After a flight and a overnight in Jimma, we began the long, long truck ride to Maji. This was our first glimpse of Maji in the distance from the truck.

Waking up in Maji on that first morning, the birds’ song wafting through my open window, I popped out of bed to see the view. The air was thin, like the mountain air that it was, and carried the strong smell of eucalyptus.

We had arrived in darkness the night before leaving us, with an air of suspense. Was it as I remembered?

Sunset over Maji

Sunset over Maji.

The sky was lighting up, and I grabbed my art supplies and headed out to paint. This was a habit that stayed with me throughout the trip. An African sky never disappoints, be it sunrise, sunset or midday. I was there for it all. The view was as magnificent as I remembered.

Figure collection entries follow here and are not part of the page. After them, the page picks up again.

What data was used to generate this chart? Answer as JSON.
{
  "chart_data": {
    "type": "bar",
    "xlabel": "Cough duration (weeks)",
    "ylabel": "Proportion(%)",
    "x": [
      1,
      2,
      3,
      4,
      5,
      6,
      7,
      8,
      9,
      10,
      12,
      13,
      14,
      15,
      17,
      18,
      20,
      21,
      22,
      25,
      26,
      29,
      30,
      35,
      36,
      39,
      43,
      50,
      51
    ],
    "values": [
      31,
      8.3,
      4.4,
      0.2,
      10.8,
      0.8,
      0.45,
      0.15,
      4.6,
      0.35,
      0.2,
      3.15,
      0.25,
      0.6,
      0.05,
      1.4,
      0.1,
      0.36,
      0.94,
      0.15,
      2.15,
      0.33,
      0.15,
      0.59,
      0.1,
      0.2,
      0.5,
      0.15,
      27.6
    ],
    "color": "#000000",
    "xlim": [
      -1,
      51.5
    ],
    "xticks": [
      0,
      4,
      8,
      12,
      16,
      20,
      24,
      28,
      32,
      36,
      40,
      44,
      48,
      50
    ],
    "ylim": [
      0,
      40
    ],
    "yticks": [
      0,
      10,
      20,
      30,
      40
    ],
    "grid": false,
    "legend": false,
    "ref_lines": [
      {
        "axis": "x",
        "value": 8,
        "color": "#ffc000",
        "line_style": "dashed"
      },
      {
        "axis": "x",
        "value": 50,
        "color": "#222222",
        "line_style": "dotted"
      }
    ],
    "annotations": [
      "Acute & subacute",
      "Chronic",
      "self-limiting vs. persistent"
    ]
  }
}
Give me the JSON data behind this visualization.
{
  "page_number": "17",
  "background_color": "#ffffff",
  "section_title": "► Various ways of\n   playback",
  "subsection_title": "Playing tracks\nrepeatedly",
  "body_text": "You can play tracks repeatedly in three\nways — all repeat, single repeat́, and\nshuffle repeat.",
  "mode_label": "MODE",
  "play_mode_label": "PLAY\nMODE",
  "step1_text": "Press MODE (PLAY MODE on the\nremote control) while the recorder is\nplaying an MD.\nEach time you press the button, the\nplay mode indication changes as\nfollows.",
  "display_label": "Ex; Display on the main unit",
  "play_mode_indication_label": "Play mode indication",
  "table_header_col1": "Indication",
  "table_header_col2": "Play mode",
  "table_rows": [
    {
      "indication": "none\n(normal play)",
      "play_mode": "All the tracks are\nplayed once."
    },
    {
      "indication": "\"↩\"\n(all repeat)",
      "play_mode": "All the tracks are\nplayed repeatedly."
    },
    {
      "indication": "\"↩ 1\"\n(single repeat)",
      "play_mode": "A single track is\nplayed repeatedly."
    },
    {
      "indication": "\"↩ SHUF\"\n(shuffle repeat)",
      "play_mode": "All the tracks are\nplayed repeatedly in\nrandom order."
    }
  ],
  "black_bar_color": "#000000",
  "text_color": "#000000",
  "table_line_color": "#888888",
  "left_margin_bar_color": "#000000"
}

This was my second trip to this remote part of Ethiopia: My friends, Jane and Caroline Kurtz, brought me here three years ago. They were raised on this lush, magnificent mountain, overlooking a breathtaking valley that rolled on into the next.

On our last visit, we had to stay in Tum, about 25 minutes outside of Maji. This time we were able to stay in Maji, where we could simply roll out of bed and paint. In any direction, there was something beautiful to inspire.

Every trip is a little different, and this time, things were low key in terms of our plans and goals. Only two of us painters were along with four writers. My goal was simply to make art and share it with all of you and fundraise for my friend Jane’s “Ready Set Go” books, which are being distributed as early readers in local languages throughout Ethiopia. It’s such an important part of early childhood development. I also wanted to raise awareness — and hopefully some cash — for my friend Caroline, who is doing exceptional work in Maji involving solar energy, clean water and — near to my heart — woman’s empowerment.

But I myself had no big projects, and I enjoyed this reprieve, this opportunity to just make art along side my extremely talented friend Nahosenay Negussie.

The two of us, plus our driver, Orion, bumped along in that truck, finding so many stunning painting locations, it was hard to choose. We laughed and enjoyed this rural life, where all of us were outsiders. Orion and Nahosenay, being big city boys, had more in common with me, a white American of Dutch decent, than the rural Ethiopians (or so the studies say). I don’t know, they looked very comfortable and at home talking with the locals. Still, I could see they were absorbing something new as well. Whatever the truth, we were all experiencing this exotic land with wonder. We absorbed the beauty and experiences, and these images and memories piled up.

I’m home now looking at the art I made, finding it unworthy of the locations we saw. I’m still jet lagged only four days out. Things seem foggy. I’m sure in the end, the art will be beautiful. It’s just all an awfully lot to take in. The sounds of cow bells coming down the road and children laughing and jumping all about, speaking languages I can’t understand, and it’s all swirling in my head. The images of the people, always with a smile burning in my mind. The sights of the mountains and valleys and oh, those skies! Those beautiful, magnificent African skies.